O relator da CPI dos Títulos Públicos, senador Roberto Requião (PMDB), pediu ontem ao Banco Central a instalação de uma auditoria junto aos fundos de investimentos do Banestado, Bradesco e Multiplic, para a avaliar um possível prejuízo de seus correntistas. Criticado por seu comportamento na tomada de depoimentos, anteontem, de dirigentes do Banestado, Requião voltou a acusar o banco de ter favorecido um lucro de aproximadamente R$ 30 milhões às corretoras laranjas ao operar no mercado com títulos dos Estados de Alagoas e Pernambuco e das prefeituras de Osasco e Guarulhos.

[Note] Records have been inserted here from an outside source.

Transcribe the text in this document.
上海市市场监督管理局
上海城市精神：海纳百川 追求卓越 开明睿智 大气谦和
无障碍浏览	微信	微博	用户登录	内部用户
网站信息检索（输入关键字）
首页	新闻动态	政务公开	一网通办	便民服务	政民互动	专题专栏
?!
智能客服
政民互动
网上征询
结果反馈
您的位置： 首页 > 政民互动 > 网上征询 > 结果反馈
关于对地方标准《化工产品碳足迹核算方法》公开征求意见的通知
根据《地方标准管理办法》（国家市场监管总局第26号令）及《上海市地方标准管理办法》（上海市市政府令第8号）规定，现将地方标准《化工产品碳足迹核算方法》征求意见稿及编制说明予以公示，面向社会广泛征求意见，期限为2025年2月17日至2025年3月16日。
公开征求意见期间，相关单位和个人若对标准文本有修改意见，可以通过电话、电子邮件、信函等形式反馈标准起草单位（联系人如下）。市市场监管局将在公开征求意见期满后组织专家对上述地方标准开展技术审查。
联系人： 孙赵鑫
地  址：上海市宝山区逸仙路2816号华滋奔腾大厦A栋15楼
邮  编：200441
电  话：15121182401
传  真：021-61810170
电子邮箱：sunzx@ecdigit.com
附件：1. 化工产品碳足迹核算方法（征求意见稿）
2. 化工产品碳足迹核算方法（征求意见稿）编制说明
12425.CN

O relator diz que a CPI está aguardando uma manifestação da direção do Banestado sobre as denúncias formuladas pelo senador Romeu Tuma (PFL-SP), na sessão de segunda-feira, de que o banco do Paraná está envolvido no esquema de lavagem do dinheiro. Durante a inquirição dos dirigentes do banco, Tuma qualificou o Banestado de ‘‘a segunda maior lavanderia de dinheiro da fronteira’’. O senador apurou em sua investigação do esquema de lavagem, em Foz do Iguaçu, que passaram pelo Banestado na fronteira R$ 290,1 milhões num curto período de tempo. Também antecipou que a agência do banco na Avenida Paulista, em São Paulo, foi responsável por uma movimentação de R$ 27 milhões vindos da corretora IBF.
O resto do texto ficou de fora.